WIQI
- Watseka, Illinois; United States;
- Broadcast area: Iroquois County and Kankakee
- Frequency: 95.9 MHz
- Branding: Classic Rock 95.9 WIQI

Programming
- Format: Classic rock
- Affiliations: Fox News Radio

Ownership
- Owner: Smash Hit Media, Inc.

History
- First air date: February 2008 (part-time, as WMLF) June 23, 2015 (full-time)
- Former call signs: WMLF (2006–2011); WWWN (2011); WKQX (2011–2014);
- Call sign meaning: Previously used on the current WKQX in Chicago

Technical information
- Licensing authority: FCC
- Facility ID: 164237
- Class: A
- ERP: 6,000 watts
- HAAT: 74 meters (243 ft)
- Transmitter coordinates: 40°49′22″N 87°44′54″W﻿ / ﻿40.82278°N 87.74833°W

Links
- Public license information: Public file; LMS;
- Webcast: Listen live
- Website: wiqiradio.com

= WIQI =

WIQI (95.9 FM) is a radio station in Watseka, Illinois owned by Smash Hit Media. The station currently carries a classic rock format covering Watseka along with Iroquois County and Kankakee with an output of 6000 watts ERP.

==History==
From 2011 until March 2015, the radio station used the WKQX call letters while the 101.1 frequency in the Chicago market that is best known for those call letters was itself known as WIQI. Both stations were owned by companies associated with radio executive Randy Michaels, at the time, and Radioactive, LLC was using a common practice in the radio industry to hold call letters in one market solely in order to prevent their use by a competitor in another. During this period, the station itself broadcast for only days at a time in each late winter in order to prevent the license from being revoked by the Federal Communications Commission (FCC) for inactivity. The station's original 14 meter HAAT 1000 watt signal was limited to Watseka. On January 16, 2014, its call letters changed from WKQX to WIQI with the return of the WKQX calls to 101.1 in Chicago.

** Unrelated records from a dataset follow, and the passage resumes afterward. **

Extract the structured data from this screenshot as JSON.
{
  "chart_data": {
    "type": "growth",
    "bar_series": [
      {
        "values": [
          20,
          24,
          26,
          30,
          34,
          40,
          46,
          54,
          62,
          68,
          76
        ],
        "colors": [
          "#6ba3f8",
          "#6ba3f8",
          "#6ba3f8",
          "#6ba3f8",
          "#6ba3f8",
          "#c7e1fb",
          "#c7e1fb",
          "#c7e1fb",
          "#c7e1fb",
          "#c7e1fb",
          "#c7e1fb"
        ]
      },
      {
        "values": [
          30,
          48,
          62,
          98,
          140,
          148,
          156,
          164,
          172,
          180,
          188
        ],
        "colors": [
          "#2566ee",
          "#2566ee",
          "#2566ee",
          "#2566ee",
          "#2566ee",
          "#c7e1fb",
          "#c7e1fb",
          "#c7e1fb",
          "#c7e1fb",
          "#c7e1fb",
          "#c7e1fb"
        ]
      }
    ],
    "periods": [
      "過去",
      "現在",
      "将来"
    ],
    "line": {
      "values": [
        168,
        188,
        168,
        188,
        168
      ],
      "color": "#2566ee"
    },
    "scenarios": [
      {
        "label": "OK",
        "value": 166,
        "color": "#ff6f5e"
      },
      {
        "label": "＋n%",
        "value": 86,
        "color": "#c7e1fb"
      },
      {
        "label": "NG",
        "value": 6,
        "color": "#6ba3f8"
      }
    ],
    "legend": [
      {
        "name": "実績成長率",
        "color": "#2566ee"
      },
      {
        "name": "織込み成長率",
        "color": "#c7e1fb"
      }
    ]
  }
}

In March 2015, the station asked for a construction permit to widen the signal's coverage, mainly towards the Kankakee area; this was granted on April 15. On June 23, 2015, WIQI placed this facility on the air; at that time, it began to broadcast full-time with daytime airstaff. This came shortly before the FCC began to disallow the abuse of license holding to keep a station silent on July 2, 2015.